Similar to The Hate U Give, All American Boys is a captivating story about racial injustice and while it was released quite a while ago, it has always maintained its relevance especially in today’s current social climate.
Written by two authors and two different perspectives, All American Boys is about two teenagers, Rashard and Quinn, and how they will stand up for the racism that Rashard faces once he gets falsely accused of stealing in a grocery store and the many injustices he faces afterward.
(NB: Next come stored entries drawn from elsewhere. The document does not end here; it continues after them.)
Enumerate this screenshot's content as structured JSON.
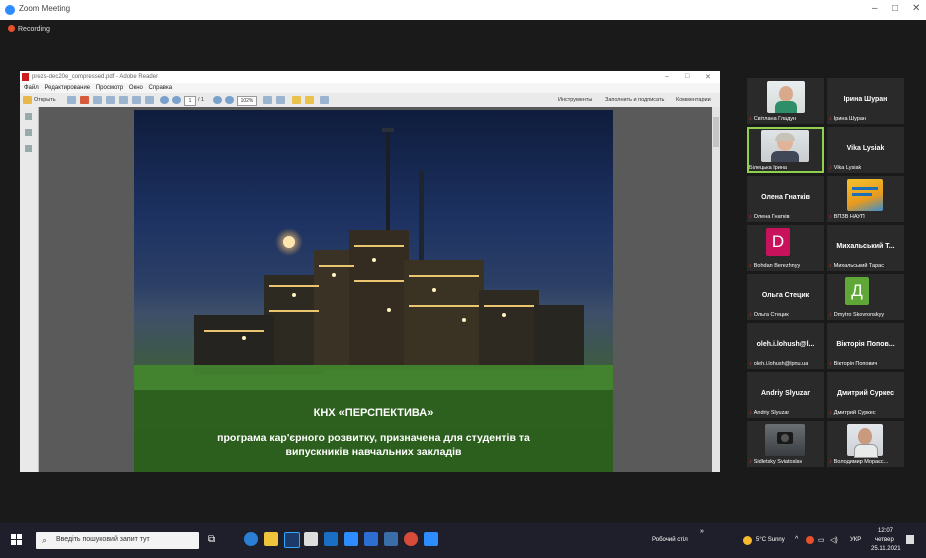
{
  "zoom": {
    "title": "Zoom Meeting",
    "recording": "Recording",
    "controls": [
      "–",
      "□",
      "✕"
    ]
  },
  "adobe": {
    "title": "prezs-dec20e_compressed.pdf - Adobe Reader",
    "menu": [
      "Файл",
      "Редактирование",
      "Просмотр",
      "Окно",
      "Справка"
    ],
    "open": "Открыть",
    "page_current": "1",
    "page_total": "/ 1",
    "zoom": "102%",
    "tools": "Инструменты",
    "fill_sign": "Заполнить и подписать",
    "comments": "Комментарии"
  },
  "slide": {
    "heading": "КНХ «ПЕРСПЕКТИВА»",
    "subheading": "програма кар'єрного розвитку, призначена для студентів та випускників навчальних закладів"
  },
  "participants": [
    {
      "name": "",
      "label": "Світлана Гладун",
      "avatar": "photo-woman"
    },
    {
      "name": "Ірина Шуран",
      "label": "Ірина Шуран"
    },
    {
      "name": "",
      "label": "Білецька Ірина",
      "avatar": "photo-woman-glasses",
      "active": true
    },
    {
      "name": "Vika Lysiak",
      "label": "Vika Lysiak"
    },
    {
      "name": "Олена Гнатків",
      "label": "Олена Гнатків"
    },
    {
      "name": "",
      "label": "ВПЗВ НАУП",
      "avatar": "book-cover"
    },
    {
      "name": "",
      "label": "Bohdan Berezhnyy",
      "avatar": "letter-D"
    },
    {
      "name": "Михальський Т...",
      "label": "Михальський Тарас"
    },
    {
      "name": "Ольга Стецик",
      "label": "Ольга Стецик"
    },
    {
      "name": "",
      "label": "Dmytro Skovronskyy",
      "avatar": "letter-Д"
    },
    {
      "name": "oleh.i.lohush@l...",
      "label": "oleh.i.lohush@lpnu.ua"
    },
    {
      "name": "Вікторія Попов...",
      "label": "Вікторія Попович"
    },
    {
      "name": "Andriy Slyuzar",
      "label": "Andriy Slyuzar"
    },
    {
      "name": "Дмитрий Суркес",
      "label": "Дмитрий Суркес"
    },
    {
      "name": "",
      "label": "Sidletsky Sviatoslav",
      "avatar": "photo-camera"
    },
    {
      "name": "",
      "label": "Володимир Мораєс...",
      "avatar": "photo-man"
    }
  ],
  "avatar_letters": {
    "d": "D",
    "dd": "Д"
  },
  "taskbar": {
    "search_placeholder": "Введіть пошуковий запит тут",
    "desktop": "Робочий стіл",
    "weather": "5°C  Sunny",
    "lang": "УКР",
    "time": "12:07",
    "day": "четвер",
    "date": "25.11.2021"
  },
  "colors": {
    "zoom_blue": "#2d8cff",
    "active_speaker": "#8fd14f",
    "avatar_d": "#c8135c",
    "avatar_dd": "#5fa838"
  }
}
From the beginning, this book had something that as different from other fictional books I’ve read about racial injustice and one of which is dual perspectives. I absolutely adored the different points of view and the fact they were each written by different authors made them all the more enjoyable. With the dual perspectives, it gave the book a deeper meaning and showed how one part of the community could stay silent about the issues of injustice (Quinn’s) and how another community rallied for it.
One of the main themes of this book is loyalty. From the catalyst event moving onwards Quinn deals with the fact that maybe his loyalty lies in the wrong people. For example, his best friends brother was the police officer that cruelly manhandled Rashard and escalated the situation that shouldn’t have even been an issue in the first place. Throughout the book Quinn is trying to hold onto the trust and security not only with his best friend but his brother, who he also has a close bond with.
This story is so captivating and powerful that I finished it in one sitting. From start to finish I was hooked, and I can almost guarantee that you would as well.
Though Rashard’s story though fictional is very much a reality for what a lot of people of color face. But in most cases, the victim doesn’t get justice. This book shows the privilege some people live in for their lives to continue as though nothing has happened. It also serves as a reminder that when something isn’t right to speak up about it. Advocate and speak out about stories of people like Rashard who can’t do it for themselves because “Rashard couldn’t come to school today.”
In terms of reality, Rashard’s story would only be the tip of the iceberg. Racial inequality is still very much alive and is being brought up not only in fiction but in daily life. So stay aware and advocate!